A profile by Fast Company points out that one of MySpace’s features An was particularly drawn to was the idea of customisation: If Twitter and Facebook profiles are the same-y suburban neighbourhoods of the internet, one identical profile after another, SpaceHey encourages users to personalise their pages. Get ready to stretch your old-school HTML muscles and plug in bold text, random italics, and needlessly blinking text. You can even use inline CSS to try out custom fonts and background images. Just like the old days.

How to sign up for SpaceHey

Signing up is predictably simple; all you need is an active email to register your account. YouTubers like this one can take you on a journey as they discover (or re-discover) what it’s like to personalise a profile with basic coding tips and tricks.

When you’re signing up, keep in mind that to actually replicate the OG MySpace experience, you probably need the magic of friends logging on at the same time as you. SpaceHey boasts 300,000 users, but don’t you want to rush of meeting that special someone over instant message? If you’re going to recreate the simplicity of early social media, you’ll need to do your best to get your friends (and frenemies) to sign up with you.
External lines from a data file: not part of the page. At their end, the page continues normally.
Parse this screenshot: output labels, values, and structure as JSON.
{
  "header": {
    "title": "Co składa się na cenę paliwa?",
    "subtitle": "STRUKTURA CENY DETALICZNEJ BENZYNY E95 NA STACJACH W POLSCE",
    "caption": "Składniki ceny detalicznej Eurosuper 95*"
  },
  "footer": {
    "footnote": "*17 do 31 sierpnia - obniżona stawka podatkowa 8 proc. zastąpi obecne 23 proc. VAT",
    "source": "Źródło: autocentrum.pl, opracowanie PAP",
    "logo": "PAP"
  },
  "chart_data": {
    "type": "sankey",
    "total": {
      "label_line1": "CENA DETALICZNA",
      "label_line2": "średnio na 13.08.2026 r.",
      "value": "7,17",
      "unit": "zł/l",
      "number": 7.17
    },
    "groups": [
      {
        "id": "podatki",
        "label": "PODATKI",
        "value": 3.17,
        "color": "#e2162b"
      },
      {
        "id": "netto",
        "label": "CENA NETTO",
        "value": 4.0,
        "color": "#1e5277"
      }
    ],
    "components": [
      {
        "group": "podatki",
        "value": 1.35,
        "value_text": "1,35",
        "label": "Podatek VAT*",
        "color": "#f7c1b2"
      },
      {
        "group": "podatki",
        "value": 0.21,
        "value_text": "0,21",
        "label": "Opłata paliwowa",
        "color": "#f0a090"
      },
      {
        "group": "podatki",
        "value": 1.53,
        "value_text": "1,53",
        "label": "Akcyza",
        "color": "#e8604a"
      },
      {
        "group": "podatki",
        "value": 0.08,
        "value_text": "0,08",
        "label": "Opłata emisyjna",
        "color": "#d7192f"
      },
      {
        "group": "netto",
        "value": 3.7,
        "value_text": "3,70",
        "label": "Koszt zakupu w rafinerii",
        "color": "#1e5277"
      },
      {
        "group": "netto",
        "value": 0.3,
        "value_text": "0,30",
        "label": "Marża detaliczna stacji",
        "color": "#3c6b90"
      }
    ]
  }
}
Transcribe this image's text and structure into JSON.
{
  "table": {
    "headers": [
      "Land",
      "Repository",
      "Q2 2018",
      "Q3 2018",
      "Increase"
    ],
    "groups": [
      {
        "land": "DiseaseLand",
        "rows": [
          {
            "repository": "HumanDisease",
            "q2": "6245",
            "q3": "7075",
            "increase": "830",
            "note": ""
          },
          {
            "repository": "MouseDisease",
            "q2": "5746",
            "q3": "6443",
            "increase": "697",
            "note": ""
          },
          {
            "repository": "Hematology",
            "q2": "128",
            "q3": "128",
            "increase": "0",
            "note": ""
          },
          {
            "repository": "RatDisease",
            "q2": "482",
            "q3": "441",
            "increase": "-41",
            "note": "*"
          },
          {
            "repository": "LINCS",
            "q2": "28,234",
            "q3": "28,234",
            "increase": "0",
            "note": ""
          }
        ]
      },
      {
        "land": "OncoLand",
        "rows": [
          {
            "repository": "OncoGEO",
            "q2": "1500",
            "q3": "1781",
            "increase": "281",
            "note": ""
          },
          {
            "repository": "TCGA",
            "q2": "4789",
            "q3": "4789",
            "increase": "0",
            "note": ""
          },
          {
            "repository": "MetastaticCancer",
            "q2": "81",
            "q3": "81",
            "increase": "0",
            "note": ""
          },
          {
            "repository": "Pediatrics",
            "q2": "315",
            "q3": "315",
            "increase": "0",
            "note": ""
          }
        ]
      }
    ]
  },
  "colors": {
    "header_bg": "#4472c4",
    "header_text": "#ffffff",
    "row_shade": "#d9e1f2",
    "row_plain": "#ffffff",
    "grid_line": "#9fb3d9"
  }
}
A final note from me, the voice of a generation

My thoughts on SpaceHey as a post-MySpace digital native: I’m not sure nostalgia alone is powerful enough to get me to squeeze SpaceHey into the stranglehold that Twitter, TikTok, and Instagram have over my every waking moment.

My user experience browsing the site/social network was interesting enough, but so is visiting a history museum. As a writer and comedian, I use social media as a tool to stay on top of trends — not to harken back to the magic of a simpler time. I’m rooting for SpaceHey’s success, only for the sake of my elders, but I don’t predict that Gen Zers will be flocking to the site for much more than a curiosity stroll. Prove me wrong, fellow kids.